BARRETT: How would you define “super-precedent”?

KLOBUCHAR: I actually might have thought someday I’d be sitting in that chair. I’m not. I’m up here. So I’m asking you.

BARRETT: Okay, well people use super-precedent differently.


BARRETT: The way that it’s used in the scholarship and the way that I was using it in the article that you’re reading from was to define cases that are so well-settled that no political actors and no people seriously push for their overruling. And I’m answering a lot of questions about Roe, which I think indicates that Roe doesn’t fall in that category. And scholars across the spectrum say that doesn’t mean that Roe should be overruled. But descriptively, it does mean that it’s not a case that everyone has accepted and doesn’t call for its overruling. I don’t —

KLOBUCHAR: So here’s what’s interesting to me: You said that Brown [v. Board of Education] is … is a super-precedent. That’s something the Supreme Court has not even said, but you have said that. So if you say that, why won’t you say that about Roe v. Wade a case that the court’s controlling opinion, in that Planned Parenthood v. Casey case, has described as a super-precedent? That’s what I’m trying to figure out.

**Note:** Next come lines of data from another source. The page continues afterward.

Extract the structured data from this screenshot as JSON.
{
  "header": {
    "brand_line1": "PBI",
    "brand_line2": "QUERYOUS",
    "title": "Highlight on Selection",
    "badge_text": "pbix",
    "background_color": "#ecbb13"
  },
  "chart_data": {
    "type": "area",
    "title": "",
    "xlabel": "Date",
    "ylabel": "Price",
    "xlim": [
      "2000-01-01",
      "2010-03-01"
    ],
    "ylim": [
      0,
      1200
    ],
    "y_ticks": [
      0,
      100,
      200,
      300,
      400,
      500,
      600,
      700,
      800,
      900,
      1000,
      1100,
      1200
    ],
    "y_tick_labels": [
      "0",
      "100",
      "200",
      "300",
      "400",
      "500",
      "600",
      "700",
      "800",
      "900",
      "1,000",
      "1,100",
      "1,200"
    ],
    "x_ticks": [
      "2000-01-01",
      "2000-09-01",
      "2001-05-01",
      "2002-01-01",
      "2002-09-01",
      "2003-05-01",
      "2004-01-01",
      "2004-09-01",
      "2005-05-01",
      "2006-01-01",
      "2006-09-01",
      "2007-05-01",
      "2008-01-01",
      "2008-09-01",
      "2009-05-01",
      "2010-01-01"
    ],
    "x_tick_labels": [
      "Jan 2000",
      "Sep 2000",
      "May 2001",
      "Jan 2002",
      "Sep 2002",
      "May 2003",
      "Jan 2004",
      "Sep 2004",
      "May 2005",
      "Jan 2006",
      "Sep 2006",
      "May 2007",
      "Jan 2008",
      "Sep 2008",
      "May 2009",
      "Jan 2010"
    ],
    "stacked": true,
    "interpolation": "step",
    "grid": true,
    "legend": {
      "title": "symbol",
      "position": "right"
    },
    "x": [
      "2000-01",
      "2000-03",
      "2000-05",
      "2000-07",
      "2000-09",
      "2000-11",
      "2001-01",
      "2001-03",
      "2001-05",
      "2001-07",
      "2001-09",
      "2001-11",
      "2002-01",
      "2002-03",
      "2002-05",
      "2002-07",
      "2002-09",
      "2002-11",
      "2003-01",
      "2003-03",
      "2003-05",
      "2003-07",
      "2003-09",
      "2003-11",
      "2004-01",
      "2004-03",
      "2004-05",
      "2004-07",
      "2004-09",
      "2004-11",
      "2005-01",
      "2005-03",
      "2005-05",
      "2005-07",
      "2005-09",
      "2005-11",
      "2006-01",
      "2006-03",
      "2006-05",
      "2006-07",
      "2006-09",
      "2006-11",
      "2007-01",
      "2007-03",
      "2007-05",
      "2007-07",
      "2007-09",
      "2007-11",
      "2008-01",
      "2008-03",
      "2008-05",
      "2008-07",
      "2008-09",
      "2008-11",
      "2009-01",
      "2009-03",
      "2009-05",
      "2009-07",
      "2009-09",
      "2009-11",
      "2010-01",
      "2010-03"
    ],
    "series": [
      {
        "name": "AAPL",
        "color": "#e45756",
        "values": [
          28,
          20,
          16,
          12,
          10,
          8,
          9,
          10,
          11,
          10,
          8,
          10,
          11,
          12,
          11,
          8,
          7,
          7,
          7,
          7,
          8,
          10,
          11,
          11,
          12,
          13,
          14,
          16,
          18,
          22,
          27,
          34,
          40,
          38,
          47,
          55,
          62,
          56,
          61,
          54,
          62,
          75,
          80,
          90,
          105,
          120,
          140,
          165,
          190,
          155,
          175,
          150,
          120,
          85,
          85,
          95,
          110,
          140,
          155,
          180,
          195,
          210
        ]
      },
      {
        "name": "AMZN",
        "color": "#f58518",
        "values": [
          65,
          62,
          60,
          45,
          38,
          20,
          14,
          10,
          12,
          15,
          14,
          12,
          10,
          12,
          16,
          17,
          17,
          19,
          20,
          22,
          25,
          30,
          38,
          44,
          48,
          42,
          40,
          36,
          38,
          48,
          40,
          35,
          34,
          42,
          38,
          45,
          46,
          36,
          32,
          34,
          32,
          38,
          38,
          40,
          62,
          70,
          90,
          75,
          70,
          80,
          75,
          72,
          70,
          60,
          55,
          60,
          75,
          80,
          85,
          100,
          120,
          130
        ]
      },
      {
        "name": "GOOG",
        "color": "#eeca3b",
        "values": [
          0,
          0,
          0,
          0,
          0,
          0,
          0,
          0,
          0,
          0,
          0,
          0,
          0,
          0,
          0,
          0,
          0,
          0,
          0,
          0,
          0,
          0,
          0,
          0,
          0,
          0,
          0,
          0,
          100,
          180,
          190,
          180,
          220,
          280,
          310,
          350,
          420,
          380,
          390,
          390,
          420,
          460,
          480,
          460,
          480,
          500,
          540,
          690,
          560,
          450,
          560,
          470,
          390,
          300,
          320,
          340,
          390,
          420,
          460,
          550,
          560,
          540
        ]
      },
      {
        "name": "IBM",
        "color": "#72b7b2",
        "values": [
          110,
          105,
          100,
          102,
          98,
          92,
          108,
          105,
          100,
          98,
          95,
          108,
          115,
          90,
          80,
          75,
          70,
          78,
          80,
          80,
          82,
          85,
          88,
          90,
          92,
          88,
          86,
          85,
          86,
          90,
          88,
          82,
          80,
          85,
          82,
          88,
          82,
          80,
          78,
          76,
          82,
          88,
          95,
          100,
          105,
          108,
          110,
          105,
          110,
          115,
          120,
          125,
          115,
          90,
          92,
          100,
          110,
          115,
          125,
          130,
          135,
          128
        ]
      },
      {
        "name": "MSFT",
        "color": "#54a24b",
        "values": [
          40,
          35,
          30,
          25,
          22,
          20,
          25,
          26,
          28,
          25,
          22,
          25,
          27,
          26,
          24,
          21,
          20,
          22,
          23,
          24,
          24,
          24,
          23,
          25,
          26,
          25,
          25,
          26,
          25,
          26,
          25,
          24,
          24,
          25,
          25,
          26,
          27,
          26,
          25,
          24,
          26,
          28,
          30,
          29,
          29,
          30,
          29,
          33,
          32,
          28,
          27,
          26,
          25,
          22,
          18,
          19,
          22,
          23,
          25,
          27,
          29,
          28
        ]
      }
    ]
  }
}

BARRETT: Well, senator, I can just give you the same answer that I just did. I’m using a term in that article that is from the scholarly literature. It’s actually one that was developed by scholars who are, you know, certainly not conservative scholars — who take a more progressive approach to the Constitution. And again, you know, as Richard Fallon from Harvard said, Roe is not a super-precedent because calls for its overruling have never ceased. But that doesn’t mean that Roe should be overruled; it just means that it doesn’t fall on the small handful of cases like Marbury v. Madison and Brown v. the Board that no one questions anymore.